Perhaps the most notable track on the album is the six-minute song “We Cry Together,” telling the story of a mutually abusive relationship in a modern context. Taylour Paige’s rasp is complimented by Lamar’s deep, rich tone in an emotionally captivating dialogue that goes back and forth between the fictional couple. Reminiscent of “To Pimp a Butterfly,” the instrumentals start off slow and daunting with the noise of bottles clinking featured in the background.

The second half of the album offers incredibly important, if not slightly depressing, messages that Lamar has learned throughout a lifetime of highs and lows. In “Crown,” he comes to terms with his inability to make everyone happy and the responsibility that comes with being one of the world’s most celebrated artists. “Savior” covers a wide variety of topics, from performative activism to the anti-vaccination movement, with Baby Keem returning to sing the chorus. The song’s lyrics serve as a reflection of the past five years, both difficult to hear and hard to ignore.

For me, the most valuable tracks on the album come as the closing nears. “Auntie Diaries” is a deeply personal, eye-opening story told from the perspective of young Lamar as he comes to terms with the identities of his transgender relatives. This song marks a groundbreaking point in his career, as well as rap as a whole, considering the lack of coverage for this topic in the genre. Lamar displays an accepting and growth-oriented mindset despite opposition from his peers and his religion, a refreshing departure from the homophobic ideals held by many rappers.

Mother I Sober” is my top choice for the album when it comes to storytelling, in addition to its tear-jerking lyrics and vocals. The listener feels visceral pain in Lamar’s voice as he recounts the trauma of watching helplessly while his mother was attacked, and his own cousin being accused of sexual assaulting him. He goes on to deliver a powerful monologue about generational trauma, rape and the guilt he carries from being unable to protect his mother.

The only criticism I have for this project, and one of the most common grievances among fans, is the extensive presence of controversial artist Kodak Black. The rapper pled guilty to sexual assault back in 2021, and having him on the album was a deliberate choice that seems to go against Lamar’s message on “Mother I Sober.” Lamar likely chose to keep him on the album as a denunciation of cancel culture and a way of fulfilling his promise to ‘set free all you abusers,’ but I’m not sure Kodak deserves a second chance.

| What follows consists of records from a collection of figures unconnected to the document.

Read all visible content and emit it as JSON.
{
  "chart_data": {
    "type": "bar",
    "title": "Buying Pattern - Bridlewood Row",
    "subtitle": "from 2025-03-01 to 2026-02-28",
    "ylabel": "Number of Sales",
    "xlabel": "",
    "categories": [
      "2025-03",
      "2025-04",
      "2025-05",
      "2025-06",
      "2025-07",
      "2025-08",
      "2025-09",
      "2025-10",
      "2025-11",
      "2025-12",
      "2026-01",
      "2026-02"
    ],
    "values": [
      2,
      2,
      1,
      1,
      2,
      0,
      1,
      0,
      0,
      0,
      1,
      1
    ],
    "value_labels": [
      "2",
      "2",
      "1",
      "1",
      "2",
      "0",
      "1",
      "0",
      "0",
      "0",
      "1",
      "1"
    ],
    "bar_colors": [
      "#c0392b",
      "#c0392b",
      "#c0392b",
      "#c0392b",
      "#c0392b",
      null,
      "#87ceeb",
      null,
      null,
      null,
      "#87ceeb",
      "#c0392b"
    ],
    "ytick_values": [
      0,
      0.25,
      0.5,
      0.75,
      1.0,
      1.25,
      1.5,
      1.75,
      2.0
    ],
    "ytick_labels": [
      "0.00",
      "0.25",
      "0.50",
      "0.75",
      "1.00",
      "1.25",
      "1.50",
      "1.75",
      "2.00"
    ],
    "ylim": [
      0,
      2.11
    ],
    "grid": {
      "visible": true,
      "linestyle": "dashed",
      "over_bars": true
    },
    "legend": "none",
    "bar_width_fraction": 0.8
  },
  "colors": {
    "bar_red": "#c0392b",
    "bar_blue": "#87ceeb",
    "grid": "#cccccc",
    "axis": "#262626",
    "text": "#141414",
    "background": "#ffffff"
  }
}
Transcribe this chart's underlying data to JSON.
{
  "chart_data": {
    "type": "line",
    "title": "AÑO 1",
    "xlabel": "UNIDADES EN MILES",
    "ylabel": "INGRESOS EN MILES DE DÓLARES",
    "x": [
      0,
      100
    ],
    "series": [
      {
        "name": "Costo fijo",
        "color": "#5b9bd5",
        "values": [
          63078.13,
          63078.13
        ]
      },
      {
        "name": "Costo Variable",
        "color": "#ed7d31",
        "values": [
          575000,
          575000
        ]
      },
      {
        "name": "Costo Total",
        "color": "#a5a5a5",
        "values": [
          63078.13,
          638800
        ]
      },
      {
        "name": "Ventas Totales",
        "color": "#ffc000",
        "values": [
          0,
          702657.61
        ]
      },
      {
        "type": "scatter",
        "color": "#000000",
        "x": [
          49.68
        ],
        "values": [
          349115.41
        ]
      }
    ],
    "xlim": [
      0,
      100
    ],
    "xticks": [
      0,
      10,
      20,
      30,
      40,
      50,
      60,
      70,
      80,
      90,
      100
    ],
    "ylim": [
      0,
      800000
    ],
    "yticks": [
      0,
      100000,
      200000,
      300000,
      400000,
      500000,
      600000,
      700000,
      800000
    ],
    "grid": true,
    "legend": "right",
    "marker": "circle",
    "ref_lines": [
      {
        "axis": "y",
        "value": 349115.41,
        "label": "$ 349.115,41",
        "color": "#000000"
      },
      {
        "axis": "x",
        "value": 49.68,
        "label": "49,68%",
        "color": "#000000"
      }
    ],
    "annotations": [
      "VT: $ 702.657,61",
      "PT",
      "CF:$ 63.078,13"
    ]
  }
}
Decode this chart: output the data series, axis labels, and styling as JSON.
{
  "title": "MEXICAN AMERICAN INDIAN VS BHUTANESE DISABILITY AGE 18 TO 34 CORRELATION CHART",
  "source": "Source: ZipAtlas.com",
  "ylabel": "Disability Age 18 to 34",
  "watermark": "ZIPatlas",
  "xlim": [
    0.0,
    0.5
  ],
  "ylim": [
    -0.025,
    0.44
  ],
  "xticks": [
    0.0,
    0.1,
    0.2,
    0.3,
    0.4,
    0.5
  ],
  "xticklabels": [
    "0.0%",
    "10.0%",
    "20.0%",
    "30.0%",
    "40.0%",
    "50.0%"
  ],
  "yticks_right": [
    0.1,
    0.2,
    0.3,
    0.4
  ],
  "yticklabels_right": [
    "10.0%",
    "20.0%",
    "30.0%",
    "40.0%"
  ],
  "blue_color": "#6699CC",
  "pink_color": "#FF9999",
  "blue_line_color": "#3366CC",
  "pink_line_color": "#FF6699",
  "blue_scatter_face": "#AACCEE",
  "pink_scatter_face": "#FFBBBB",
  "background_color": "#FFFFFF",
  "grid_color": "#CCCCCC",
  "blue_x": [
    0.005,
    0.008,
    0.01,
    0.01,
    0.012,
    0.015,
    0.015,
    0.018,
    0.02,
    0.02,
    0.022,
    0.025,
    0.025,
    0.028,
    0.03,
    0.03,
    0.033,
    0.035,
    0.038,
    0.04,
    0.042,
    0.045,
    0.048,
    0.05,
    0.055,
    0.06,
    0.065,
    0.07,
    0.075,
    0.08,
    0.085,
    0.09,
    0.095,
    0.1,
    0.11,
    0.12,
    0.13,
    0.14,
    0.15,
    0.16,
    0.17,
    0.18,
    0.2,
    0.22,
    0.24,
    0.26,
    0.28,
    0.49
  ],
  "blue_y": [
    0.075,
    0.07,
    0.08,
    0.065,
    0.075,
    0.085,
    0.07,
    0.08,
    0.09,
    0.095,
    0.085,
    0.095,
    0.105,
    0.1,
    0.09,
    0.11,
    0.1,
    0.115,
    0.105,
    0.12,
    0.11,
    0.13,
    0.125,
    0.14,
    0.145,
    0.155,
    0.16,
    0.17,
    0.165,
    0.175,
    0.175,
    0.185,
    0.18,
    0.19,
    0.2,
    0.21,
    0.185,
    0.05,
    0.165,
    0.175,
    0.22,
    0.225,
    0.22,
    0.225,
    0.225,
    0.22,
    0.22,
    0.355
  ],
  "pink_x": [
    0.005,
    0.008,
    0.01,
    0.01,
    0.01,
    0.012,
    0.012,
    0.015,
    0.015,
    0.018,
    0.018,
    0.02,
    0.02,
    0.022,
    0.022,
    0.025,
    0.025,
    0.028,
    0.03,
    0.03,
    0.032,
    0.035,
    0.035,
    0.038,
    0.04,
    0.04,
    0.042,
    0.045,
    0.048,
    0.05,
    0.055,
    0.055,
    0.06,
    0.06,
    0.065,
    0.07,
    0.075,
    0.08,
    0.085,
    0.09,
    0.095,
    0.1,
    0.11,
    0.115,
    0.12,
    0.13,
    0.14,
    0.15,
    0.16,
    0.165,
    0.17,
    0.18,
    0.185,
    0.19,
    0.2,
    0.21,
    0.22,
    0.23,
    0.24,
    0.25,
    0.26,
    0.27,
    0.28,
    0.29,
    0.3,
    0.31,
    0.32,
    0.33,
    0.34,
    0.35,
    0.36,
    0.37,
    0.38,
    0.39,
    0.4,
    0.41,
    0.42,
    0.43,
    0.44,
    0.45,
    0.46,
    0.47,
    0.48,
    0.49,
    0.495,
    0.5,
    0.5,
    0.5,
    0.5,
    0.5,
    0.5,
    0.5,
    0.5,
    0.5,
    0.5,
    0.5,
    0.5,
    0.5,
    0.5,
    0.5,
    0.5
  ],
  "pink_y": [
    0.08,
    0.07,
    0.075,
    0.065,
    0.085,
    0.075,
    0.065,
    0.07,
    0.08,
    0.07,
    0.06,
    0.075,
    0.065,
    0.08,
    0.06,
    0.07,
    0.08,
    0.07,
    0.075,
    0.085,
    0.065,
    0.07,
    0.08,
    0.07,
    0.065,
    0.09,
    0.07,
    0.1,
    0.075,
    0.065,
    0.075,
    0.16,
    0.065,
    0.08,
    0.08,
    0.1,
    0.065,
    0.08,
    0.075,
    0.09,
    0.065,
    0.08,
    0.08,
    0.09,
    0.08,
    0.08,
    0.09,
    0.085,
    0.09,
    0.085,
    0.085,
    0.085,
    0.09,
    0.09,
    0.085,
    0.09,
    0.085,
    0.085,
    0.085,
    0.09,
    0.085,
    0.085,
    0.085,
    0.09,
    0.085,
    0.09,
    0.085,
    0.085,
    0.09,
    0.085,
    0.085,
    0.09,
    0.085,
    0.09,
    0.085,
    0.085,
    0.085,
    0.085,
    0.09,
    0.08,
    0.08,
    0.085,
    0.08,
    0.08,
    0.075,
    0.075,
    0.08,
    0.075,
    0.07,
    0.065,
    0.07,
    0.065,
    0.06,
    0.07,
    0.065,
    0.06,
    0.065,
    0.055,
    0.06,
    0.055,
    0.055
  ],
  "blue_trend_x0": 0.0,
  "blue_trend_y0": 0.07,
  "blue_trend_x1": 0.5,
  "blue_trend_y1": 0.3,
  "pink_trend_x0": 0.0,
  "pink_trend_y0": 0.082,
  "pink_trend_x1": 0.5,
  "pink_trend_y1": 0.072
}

Overall, “Mr. Morale & The Big Steppers” is a masterfully crafted project that offers insight into Lamar’s personal life as he navigates love, violence, self-hatred and healing. He has once again proven himself as a master lyricist and one of the most well-rounded artists in today’s day and age. Whether you’ve been a fan since “Section.80” or you’re completely new to the genre, this album is a must listen.